Last of the Wind and Wood Traders

Take a look at the above sloop. It has a lateen sail and an outrigger. It is a wooden handmade boat crafted from the tree of Haitian forests. It is a small freighter. The sails are made from recycled, salvaged material like advertising banners and such. Along with bedsheets and cloth, it is all sewn together to catch the wind.


There is no GPS or radio. There is no engine or charts. The captains of these sloops are the last of the wood and wind traders.

They learned their craft by desperation. Haiti is a failed state. If it were not for remittances, there would be no economy -- a negative Gross Domestic Product.

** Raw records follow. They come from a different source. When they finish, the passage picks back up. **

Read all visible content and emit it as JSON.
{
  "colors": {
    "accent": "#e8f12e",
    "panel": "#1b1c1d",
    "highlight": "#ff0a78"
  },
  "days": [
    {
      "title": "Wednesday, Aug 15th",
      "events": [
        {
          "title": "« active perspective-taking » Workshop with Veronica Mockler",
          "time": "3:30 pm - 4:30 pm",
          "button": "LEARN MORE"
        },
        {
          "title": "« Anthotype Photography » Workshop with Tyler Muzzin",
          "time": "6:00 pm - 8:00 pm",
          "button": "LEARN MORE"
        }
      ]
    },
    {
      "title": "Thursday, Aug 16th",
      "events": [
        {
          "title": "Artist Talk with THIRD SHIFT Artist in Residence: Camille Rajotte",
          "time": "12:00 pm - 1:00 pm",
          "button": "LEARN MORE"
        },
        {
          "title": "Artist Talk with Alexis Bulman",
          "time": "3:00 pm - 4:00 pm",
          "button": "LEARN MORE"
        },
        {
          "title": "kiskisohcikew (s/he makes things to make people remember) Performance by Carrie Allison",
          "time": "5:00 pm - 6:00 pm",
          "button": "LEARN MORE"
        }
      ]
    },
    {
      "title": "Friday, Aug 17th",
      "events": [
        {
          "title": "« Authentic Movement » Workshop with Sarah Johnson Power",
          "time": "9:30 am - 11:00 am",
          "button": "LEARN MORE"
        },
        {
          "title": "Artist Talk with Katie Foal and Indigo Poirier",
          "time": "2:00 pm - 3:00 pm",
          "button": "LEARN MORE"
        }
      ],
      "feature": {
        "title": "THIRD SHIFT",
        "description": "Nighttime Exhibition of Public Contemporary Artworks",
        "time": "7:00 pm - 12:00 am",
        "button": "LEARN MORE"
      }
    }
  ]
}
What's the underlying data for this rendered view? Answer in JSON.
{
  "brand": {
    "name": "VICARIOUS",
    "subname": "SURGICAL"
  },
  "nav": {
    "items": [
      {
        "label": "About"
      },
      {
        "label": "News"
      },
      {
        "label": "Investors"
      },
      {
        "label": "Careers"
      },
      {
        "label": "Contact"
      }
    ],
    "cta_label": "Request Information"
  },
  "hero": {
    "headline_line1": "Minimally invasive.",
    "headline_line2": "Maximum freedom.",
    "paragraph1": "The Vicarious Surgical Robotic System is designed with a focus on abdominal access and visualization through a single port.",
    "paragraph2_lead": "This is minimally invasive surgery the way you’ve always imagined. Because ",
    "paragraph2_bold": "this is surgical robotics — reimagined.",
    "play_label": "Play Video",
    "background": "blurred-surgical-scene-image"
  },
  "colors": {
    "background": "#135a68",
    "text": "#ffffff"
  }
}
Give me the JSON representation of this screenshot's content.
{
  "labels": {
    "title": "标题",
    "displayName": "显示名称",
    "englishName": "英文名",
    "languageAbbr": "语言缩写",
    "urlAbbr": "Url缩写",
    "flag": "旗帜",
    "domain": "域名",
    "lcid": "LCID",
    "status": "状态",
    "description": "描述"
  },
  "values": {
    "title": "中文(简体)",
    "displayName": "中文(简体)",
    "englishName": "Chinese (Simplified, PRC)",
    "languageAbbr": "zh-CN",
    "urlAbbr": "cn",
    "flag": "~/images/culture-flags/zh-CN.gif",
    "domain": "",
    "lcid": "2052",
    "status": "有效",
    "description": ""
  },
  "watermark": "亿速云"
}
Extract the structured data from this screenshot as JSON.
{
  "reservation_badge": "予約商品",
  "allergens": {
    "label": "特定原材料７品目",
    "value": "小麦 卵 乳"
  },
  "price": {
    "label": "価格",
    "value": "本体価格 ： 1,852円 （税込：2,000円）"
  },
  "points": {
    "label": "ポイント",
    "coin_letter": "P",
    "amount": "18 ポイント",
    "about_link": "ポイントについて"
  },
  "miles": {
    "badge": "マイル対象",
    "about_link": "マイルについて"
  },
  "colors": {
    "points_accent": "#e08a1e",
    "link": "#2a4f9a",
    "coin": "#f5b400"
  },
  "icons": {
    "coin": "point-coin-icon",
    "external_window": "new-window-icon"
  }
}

These freighter are seen in our harbour. It takes three days and three nights for them to sail from Haiti. They have no engines, so they are becalmed when the winds do not blow. I was walking home last night, and as I was walking up the bridge over the harbour, I saw a Haitian sloop trying to sail upwind in the harbour. It was tacking from side to side, avoiding the cruise ships, luxury yachts, sportfishers, mail boats, freighters and tramp steamers. It took the sloop ages to make its progress up the harbour, but it had no other options without any mechanical power.

I have seen these sloops unload their wares. There are big bunches of bananas, fruits and roots that indiginous to Haiti that are brought here for some ready cash. They unload at a dirty wharf, and the expat Haitians who live miserable lives here, come for a bit of home. These sloops are also a conduit for money and mail to the homeland. And it is all accomplished in wooden boats driven by the wind.

It is somehow a romantic story, but it is also very sad.